13. Tendência de alimentação plant based
Em 2020, o brasileiro reduziu o consumo de carne. Foi o que revelou um levantamento encomendado pelo The Good Food Institute (GFI) e realizado pelo Ibope. Metade dos 2 mil participantes diminuíram a ingestão de carnes nos últimos 12 meses.
O lançamento de diferentes marcas de hambúrguer vegetal — e a incorporação deles em redes de fast food — reforça a tendência da alimentação plant based. Ao mesmo tempo, ilustra como itens sem origem animal também podem ser pouco saudáveis.
14. Revogação da restrição de doação de sangue por homossexuais
Em julho, a Anvisa eliminou uma determinação que impedia a doação de sangue por homens que tivessem feito sexo com homens nos 12 meses anteriores. A mudança aconteceu após julgamento no Supremo Tribunal Federal (STF), no qual foi concluído que a restrição era inconstitucional.
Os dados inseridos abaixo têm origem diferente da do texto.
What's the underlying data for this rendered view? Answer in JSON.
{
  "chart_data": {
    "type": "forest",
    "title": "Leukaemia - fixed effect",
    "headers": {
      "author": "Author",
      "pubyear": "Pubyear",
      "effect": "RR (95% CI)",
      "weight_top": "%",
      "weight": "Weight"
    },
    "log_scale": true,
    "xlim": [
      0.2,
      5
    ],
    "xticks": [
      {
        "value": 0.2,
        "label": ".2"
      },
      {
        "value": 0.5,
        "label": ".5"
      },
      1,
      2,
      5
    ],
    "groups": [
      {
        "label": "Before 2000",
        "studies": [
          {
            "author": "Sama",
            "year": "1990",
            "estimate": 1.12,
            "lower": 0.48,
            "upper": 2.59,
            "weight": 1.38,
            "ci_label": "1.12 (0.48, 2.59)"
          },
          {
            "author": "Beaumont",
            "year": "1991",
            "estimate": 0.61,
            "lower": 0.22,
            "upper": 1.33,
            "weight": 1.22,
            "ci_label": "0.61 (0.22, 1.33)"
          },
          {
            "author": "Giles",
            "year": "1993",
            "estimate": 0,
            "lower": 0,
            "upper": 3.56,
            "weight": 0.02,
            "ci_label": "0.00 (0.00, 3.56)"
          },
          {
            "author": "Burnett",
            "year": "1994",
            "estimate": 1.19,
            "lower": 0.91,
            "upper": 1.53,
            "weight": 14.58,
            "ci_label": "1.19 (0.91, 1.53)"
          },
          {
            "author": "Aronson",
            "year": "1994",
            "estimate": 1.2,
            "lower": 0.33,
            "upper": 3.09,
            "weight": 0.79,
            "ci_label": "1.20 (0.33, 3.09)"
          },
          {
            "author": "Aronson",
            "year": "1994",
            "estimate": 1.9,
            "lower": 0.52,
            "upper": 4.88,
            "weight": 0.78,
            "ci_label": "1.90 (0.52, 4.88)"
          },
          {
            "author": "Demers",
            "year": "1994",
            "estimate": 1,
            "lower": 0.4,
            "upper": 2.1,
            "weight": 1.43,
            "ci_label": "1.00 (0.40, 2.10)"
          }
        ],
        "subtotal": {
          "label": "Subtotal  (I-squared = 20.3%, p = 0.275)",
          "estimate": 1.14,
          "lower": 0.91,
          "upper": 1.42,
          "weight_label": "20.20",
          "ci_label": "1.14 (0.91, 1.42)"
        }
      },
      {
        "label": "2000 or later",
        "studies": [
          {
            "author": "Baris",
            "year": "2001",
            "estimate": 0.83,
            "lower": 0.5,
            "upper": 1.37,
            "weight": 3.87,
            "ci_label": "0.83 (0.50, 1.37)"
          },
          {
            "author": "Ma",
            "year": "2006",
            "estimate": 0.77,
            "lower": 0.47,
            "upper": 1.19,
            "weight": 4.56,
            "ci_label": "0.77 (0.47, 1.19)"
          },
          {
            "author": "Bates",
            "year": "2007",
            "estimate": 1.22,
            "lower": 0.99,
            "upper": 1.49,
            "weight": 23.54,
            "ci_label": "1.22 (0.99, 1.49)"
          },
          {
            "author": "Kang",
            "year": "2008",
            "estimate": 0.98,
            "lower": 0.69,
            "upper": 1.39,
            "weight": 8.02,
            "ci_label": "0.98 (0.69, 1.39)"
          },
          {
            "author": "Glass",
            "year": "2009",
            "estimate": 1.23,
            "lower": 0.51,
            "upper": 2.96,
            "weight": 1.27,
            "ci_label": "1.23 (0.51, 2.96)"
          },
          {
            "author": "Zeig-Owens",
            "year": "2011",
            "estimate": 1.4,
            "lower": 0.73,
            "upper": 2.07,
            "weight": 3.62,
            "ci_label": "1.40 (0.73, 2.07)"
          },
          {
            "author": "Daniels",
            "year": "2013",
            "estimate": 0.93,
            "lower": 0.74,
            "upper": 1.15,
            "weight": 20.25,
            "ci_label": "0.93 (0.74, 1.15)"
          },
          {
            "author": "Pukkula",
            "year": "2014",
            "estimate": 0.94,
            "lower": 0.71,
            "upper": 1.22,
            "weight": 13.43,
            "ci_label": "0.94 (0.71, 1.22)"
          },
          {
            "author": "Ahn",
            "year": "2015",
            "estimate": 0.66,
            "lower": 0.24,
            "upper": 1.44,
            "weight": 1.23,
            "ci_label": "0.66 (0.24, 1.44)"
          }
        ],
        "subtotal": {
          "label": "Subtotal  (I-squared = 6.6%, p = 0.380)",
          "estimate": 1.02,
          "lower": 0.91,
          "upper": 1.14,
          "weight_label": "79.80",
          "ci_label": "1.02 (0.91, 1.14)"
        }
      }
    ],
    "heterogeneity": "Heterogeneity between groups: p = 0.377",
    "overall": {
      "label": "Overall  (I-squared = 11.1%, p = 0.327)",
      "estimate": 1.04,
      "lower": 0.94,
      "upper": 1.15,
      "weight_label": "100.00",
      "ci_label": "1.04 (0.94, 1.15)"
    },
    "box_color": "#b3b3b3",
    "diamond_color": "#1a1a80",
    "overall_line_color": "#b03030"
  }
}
As diretrizes do Ministério da Saúde foram atualizadas e, desde então, homens homossexuais estão liberados para doar sangue sem preconceito.
15. Aprovação da primeira terapia gênica
Para finalizar, uma notícia do presente, mas com ares de futuro. Pela primeira vez, uma terapia gênica está disponível em solo verde e amarelo.
Desenvolvida pelo laboratório Novartis, a novidade trata a Distrofia Hereditária da Retina (DHR), um problema de origem genética que provoca perda de visão em crianças e adolescentes.
A ideia é introduzir genes saudáveis no organismo para corrigir os defeituosos que estão por trás de algumas enfermidades. Esse feito inédito representa um avanço enorme na luta contra doenças raras — ora, é possível vislumbrar a cura com esses tratamentos. Por outro lado, o preço da terapia gênica é proibitivo.